Ambedkar believed that people could attain self-elevation only if they learned self-help and respected themselves. Hence he intensified the fight. At that time the Bombay Legislature had passed a Bill that all could use public tanks as well; based on this decision, the Mahad Municipality in Colaba District resolved that the Chawdar tank could be used even by the untouchables. But the people feared the upper castes and did not go near the tank. Ambedkar himself led the people to the tank and first drank the water from it. All the followers then drank the water claiming their rights.

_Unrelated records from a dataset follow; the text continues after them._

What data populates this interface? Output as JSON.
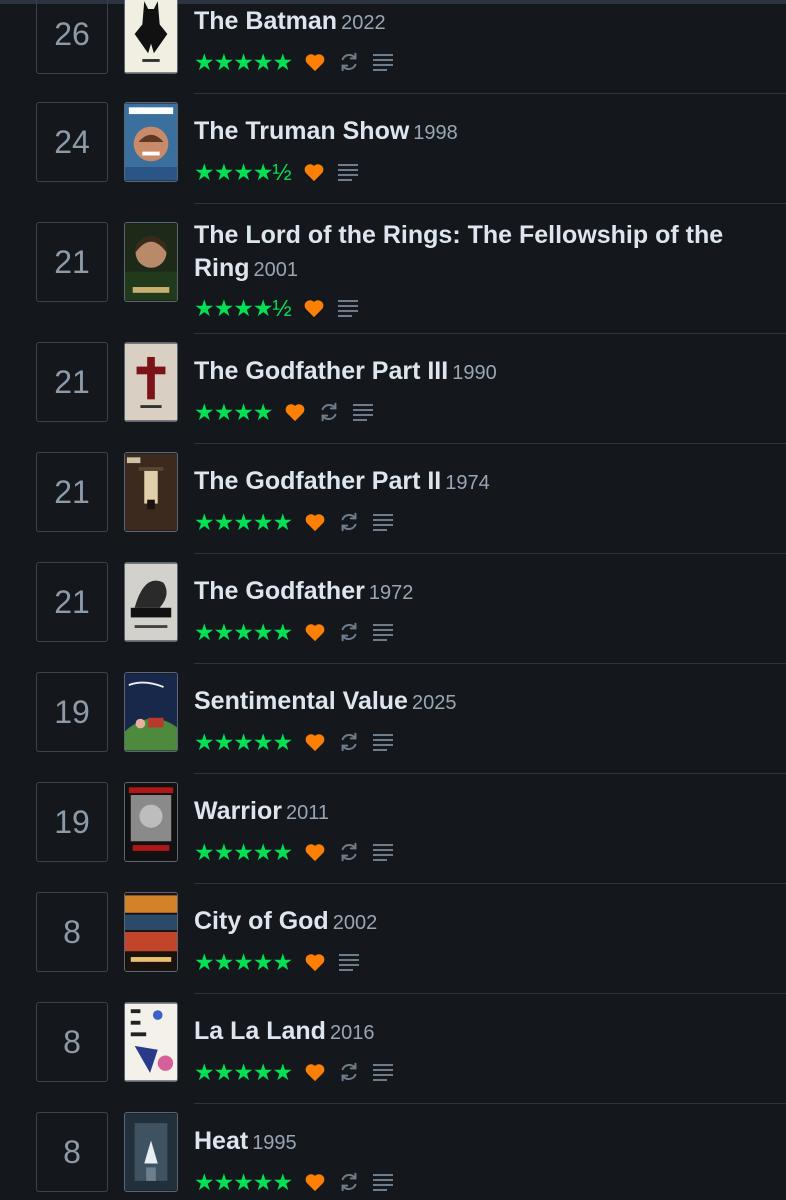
{
  "colors": {
    "background": "#14181c",
    "star_green": "#00e054",
    "heart_orange": "#ff8000",
    "title": "#dde6ee",
    "year": "#98a6b4",
    "muted_icon": "#6f7c89"
  },
  "entries": [
    {
      "day": "26",
      "title": "The Batman",
      "year": "2022",
      "stars": "★★★★★",
      "liked": true,
      "rewatch": true,
      "review": true,
      "icons": [
        "heart-icon",
        "rewatch-icon",
        "review-icon"
      ]
    },
    {
      "day": "24",
      "title": "The Truman Show",
      "year": "1998",
      "stars": "★★★★½",
      "liked": true,
      "rewatch": false,
      "review": true,
      "icons": [
        "heart-icon",
        "review-icon"
      ]
    },
    {
      "day": "21",
      "title": "The Lord of the Rings: The Fellowship of the Ring",
      "year": "2001",
      "stars": "★★★★½",
      "liked": true,
      "rewatch": false,
      "review": true,
      "icons": [
        "heart-icon",
        "review-icon"
      ]
    },
    {
      "day": "21",
      "title": "The Godfather Part III",
      "year": "1990",
      "stars": "★★★★",
      "liked": true,
      "rewatch": true,
      "review": true,
      "icons": [
        "heart-icon",
        "rewatch-icon",
        "review-icon"
      ]
    },
    {
      "day": "21",
      "title": "The Godfather Part II",
      "year": "1974",
      "stars": "★★★★★",
      "liked": true,
      "rewatch": true,
      "review": true,
      "icons": [
        "heart-icon",
        "rewatch-icon",
        "review-icon"
      ]
    },
    {
      "day": "21",
      "title": "The Godfather",
      "year": "1972",
      "stars": "★★★★★",
      "liked": true,
      "rewatch": true,
      "review": true,
      "icons": [
        "heart-icon",
        "rewatch-icon",
        "review-icon"
      ]
    },
    {
      "day": "19",
      "title": "Sentimental Value",
      "year": "2025",
      "stars": "★★★★★",
      "liked": true,
      "rewatch": true,
      "review": true,
      "icons": [
        "heart-icon",
        "rewatch-icon",
        "review-icon"
      ]
    },
    {
      "day": "19",
      "title": "Warrior",
      "year": "2011",
      "stars": "★★★★★",
      "liked": true,
      "rewatch": true,
      "review": true,
      "icons": [
        "heart-icon",
        "rewatch-icon",
        "review-icon"
      ]
    },
    {
      "day": "8",
      "title": "City of God",
      "year": "2002",
      "stars": "★★★★★",
      "liked": true,
      "rewatch": false,
      "review": true,
      "icons": [
        "heart-icon",
        "review-icon"
      ]
    },
    {
      "day": "8",
      "title": "La La Land",
      "year": "2016",
      "stars": "★★★★★",
      "liked": true,
      "rewatch": true,
      "review": true,
      "icons": [
        "heart-icon",
        "rewatch-icon",
        "review-icon"
      ]
    },
    {
      "day": "8",
      "title": "Heat",
      "year": "1995",
      "stars": "★★★★★",
      "liked": true,
      "rewatch": true,
      "review": true,
      "icons": [
        "heart-icon",
        "rewatch-icon",
        "review-icon"
      ]
    }
  ]
}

Ambedkar wanted separate electorates for the lower castes, Gandhiji was unwilling as he too was for the cause of untouchables and felt that separate elections would only set them apart. Ambedkar was firm on his stand for separate electorates. Hence, Gandhiji went on a fast until death. Other leaders intervened and later an agreement was reached that there would be no separate electorates but ten percent seats in the legislature would be reserved for the Harijans. This famous treaty is called the ‘Poona Treaty’. Dr. Ambedkar’s entire life was dedicated to a single purpose securing equality and justice for the people called ‘Untouchables’. He lived to see untouchability declared as a crime. It was abolished, social equality was established. He was affectionately called ‘Babasaheb’. He was conferred with great honors, one being the Bharat Ratna. He passed away on December 6, 1956. His birth anniversary is celebrated with great fervor all over the country.